低乙烯含量共聚聚丙烯链结构和相结构与应力应变行为的关系

研究了两种典型的低温抗冲共聚聚丙烯(ICPP)的应力应变行为及温度依赖性,其低温应力应变行为揭示ICPP具有优异的低温抗冲性能和综合力学性能的结构本质.从初始弹性模量、屈服应力及断裂伸长随温度变化所显示的变化规律进一步确认了两种ICPP的序列结构特征和相结构特征.断裂伸长变化显示了乙丙橡胶相的增韧作用,屈服应力变化显示了分散相对基质结合紧密程度的影响,弹性模量则与基质的结晶状况和结晶形态有着比较密切的关系,同时也与乙丙橡胶相和聚丙烯基质的玻璃化转变温度密切相关.

The Relationship Between Chain Structure and Phase Structure and Tensile Stress-Strain Behavior of Copolymer Polypropylene with Low Ethylene Content

In our published works, it has been proved that the impact copolymer polypropylene (ICPP) has characteristic chain structure and phase structure which make CPP exhibit excellent low-temperature impact strength. The tensile stress-strain behavior at low temperature of impact copolymer polypropylene strongly discloses the structure nature why impact copolymer polypropylene has so excellent lowtemperature impact strength and comprehensive mechanical properties.

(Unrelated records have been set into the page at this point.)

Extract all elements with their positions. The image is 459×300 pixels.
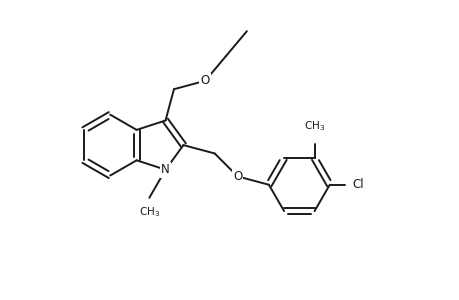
Text: O: O: [233, 170, 242, 183]
Text: N: N: [161, 163, 169, 176]
Text: CH$_3$: CH$_3$: [303, 119, 325, 133]
Text: O: O: [200, 74, 209, 87]
Text: CH$_3$: CH$_3$: [139, 206, 160, 219]
Text: Cl: Cl: [352, 178, 363, 191]
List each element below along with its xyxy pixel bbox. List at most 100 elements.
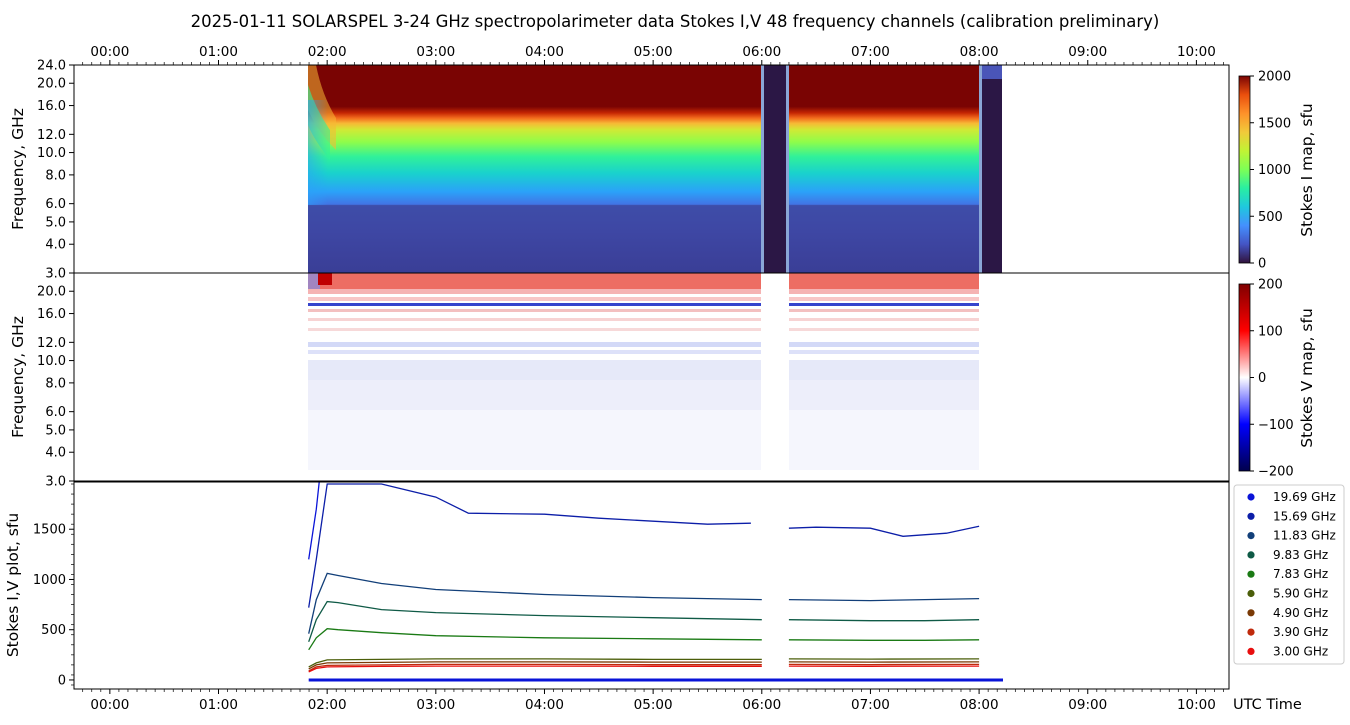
bottom-time-tick-label: 01:00 [199, 697, 238, 713]
bottom-time-tick-label: 06:00 [742, 697, 781, 713]
top-time-tick-label: 06:00 [742, 44, 781, 60]
colorbar-tick-label: 100 [1258, 324, 1283, 339]
colorbar-tick-label: 0 [1258, 371, 1266, 386]
stokes-v-colorbar-fill [1238, 283, 1251, 472]
legend-label: 11.83 GHz [1273, 529, 1336, 543]
top-time-tick-label: 03:00 [416, 44, 455, 60]
stokes-i-gap-edge-r [786, 65, 789, 273]
stokes-i-panel: 3.0 4.0 5.0 6.0 8.0 10.0 12.0 16.0 20.0 24.0 Freq… [9, 59, 1230, 282]
frequency-legend: 19.69 GHz 15.69 GHz 11.83 GHz 9.83 GHz 7.83 … [1233, 484, 1345, 665]
stokes-i-end-top [979, 65, 1002, 79]
series-line [308, 661, 762, 670]
stokes-i-end-edge [979, 65, 982, 273]
plot-y-tick-label: 500 [41, 623, 66, 638]
freq-tick-label: 5.0 [45, 423, 66, 438]
stokes-i-data-a [308, 65, 761, 273]
colorbar-tick-label: −200 [1258, 465, 1294, 480]
colorbar-tick-label: 1500 [1258, 116, 1291, 131]
stokes-v-frame [73, 272, 1230, 482]
legend-label: 5.90 GHz [1273, 587, 1328, 601]
freq-tick-label: 3.0 [45, 475, 66, 490]
stokes-i-colorbar-fill [1238, 75, 1251, 264]
v-band-blue-3 [308, 350, 979, 354]
freq-tick-label: 10.0 [37, 146, 66, 161]
stokes-i-colorbar-ticks: 2000 1500 1000 500 0 [1250, 70, 1291, 272]
bottom-time-tick-label: 08:00 [960, 697, 999, 713]
bottom-time-tick-label: 04:00 [525, 697, 564, 713]
series-line [308, 482, 320, 560]
v-band-red-4 [308, 318, 979, 321]
bottom-time-tick-label: 03:00 [416, 697, 455, 713]
freq-tick-label: 24.0 [37, 59, 66, 74]
stokes-i-ylabel: Frequency, GHz [9, 108, 27, 230]
freq-tick-label: 8.0 [45, 168, 66, 183]
stokes-i-end-block [979, 65, 1002, 273]
stokes-i-yticks: 3.0 4.0 5.0 6.0 8.0 10.0 12.0 16.0 20.0 24.0 [37, 59, 74, 282]
time-axis-bottom: 00:00 01:00 02:00 03:00 04:00 05:00 06:00 07:00… [82, 689, 1224, 713]
stokes-i-left-edge [308, 100, 328, 205]
bottom-time-tick-label: 05:00 [634, 697, 673, 713]
stokes-v-ylabel: Frequency, GHz [9, 316, 27, 438]
stokes-v-panel: 3.0 4.0 5.0 6.0 8.0 10.0 12.0 16.0 20.0 Frequenc… [9, 272, 1230, 490]
figure-title: 2025-01-11 SOLARSPEL 3-24 GHz spectropol… [191, 12, 1160, 31]
series-line [788, 639, 980, 641]
stokes-i-data-b [789, 65, 979, 273]
freq-tick-label: 6.0 [45, 197, 66, 212]
legend-label: 4.90 GHz [1273, 606, 1328, 620]
stokes-i-gap [761, 65, 789, 273]
freq-tick-label: 5.0 [45, 215, 66, 230]
legend-marker [1247, 570, 1255, 578]
stokes-v-yticks: 3.0 4.0 5.0 6.0 8.0 10.0 12.0 16.0 20.0 [37, 285, 74, 490]
bottom-time-tick-label: 09:00 [1068, 697, 1107, 713]
v-band-blue-4 [308, 360, 979, 380]
series-line [308, 665, 762, 673]
stokes-i-colorbar-label: Stokes I map, sfu [1298, 103, 1316, 237]
top-time-tick-label: 00:00 [90, 44, 129, 60]
series-line [308, 658, 762, 668]
legend-label: 3.90 GHz [1273, 625, 1328, 639]
colorbar-tick-label: 200 [1258, 278, 1283, 293]
freq-tick-label: 20.0 [37, 285, 66, 300]
legend-label: 9.83 GHz [1273, 548, 1328, 562]
freq-tick-label: 20.0 [37, 77, 66, 92]
legend-marker [1247, 647, 1255, 656]
freq-tick-label: 3.0 [45, 267, 66, 282]
legend-marker [1247, 493, 1255, 501]
top-time-tick-label: 02:00 [308, 44, 347, 60]
freq-tick-label: 10.0 [37, 354, 66, 369]
legend-items: 19.69 GHz 15.69 GHz 11.83 GHz 9.83 GHz 7.83 … [1247, 490, 1336, 658]
legend-marker [1247, 532, 1255, 540]
bottom-time-tick-label: 07:00 [851, 697, 890, 713]
stokes-v-colorbar-ticks: 200 100 0 −100 −200 [1250, 278, 1294, 480]
legend-marker [1247, 551, 1255, 559]
stokes-plot-ylabel: Stokes I,V plot, sfu [4, 513, 22, 657]
colorbar-tick-label: 0 [1258, 257, 1266, 272]
utc-time-label: UTC Time [1233, 697, 1302, 713]
series-line [308, 628, 762, 651]
top-time-tick-label: 08:00 [960, 44, 999, 60]
top-time-tick-label: 04:00 [525, 44, 564, 60]
stokes-plot-panel: 0 500 1000 1500 Stokes I,V plot, sfu [4, 481, 1230, 690]
v-band-top [308, 273, 979, 289]
series-line [788, 525, 980, 537]
v-band-blue [308, 303, 979, 306]
freq-tick-label: 4.0 [45, 446, 66, 461]
legend-marker [1247, 589, 1255, 598]
colorbar-tick-label: −100 [1258, 418, 1294, 433]
stokes-v-colorbar-label: Stokes V map, sfu [1298, 308, 1316, 448]
top-time-tick-label: 05:00 [634, 44, 673, 60]
colorbar-tick-label: 500 [1258, 210, 1283, 225]
stokes-plot-background [74, 482, 1229, 689]
plot-y-tick-label: 1000 [33, 573, 66, 588]
legend-marker [1247, 609, 1255, 617]
v-band-red-3 [308, 309, 979, 312]
stokes-plot-yticks: 0 500 1000 1500 [33, 483, 74, 688]
series-line [308, 483, 751, 608]
stokes-i-colorbar: 2000 1500 1000 500 0 Stokes I map, sfu [1238, 70, 1316, 272]
top-time-tick-label: 09:00 [1068, 44, 1107, 60]
legend-label: 15.69 GHz [1273, 509, 1336, 523]
stokes-i-gap-edge-l [761, 65, 764, 273]
legend-marker [1247, 628, 1255, 636]
colorbar-tick-label: 2000 [1258, 70, 1291, 85]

The dependence of Young′s modulus, stress yield and the elongation at break on the variation of the temperature can be explained by the characteristic chain structure and characteristic phase structure of the impact copolymer polypropylene.The difference of the elongation at break between the homopolymer and copolymer indicates that ethylenepropylene rubber acts as the toughening phase in the impact copolymer polypropylene. The difference of stress yield between the two-copolymer polypropylenes comes from the difference of the adhesion between the rubber particles and the matrix PP. The Young′s modulus is closely related to the crystallinity of the matrix PP, the size of the spherulite and the size distribution, and the glass transition temperature of both ethylene-propylene rubber and PP matrix can also give important influence on it.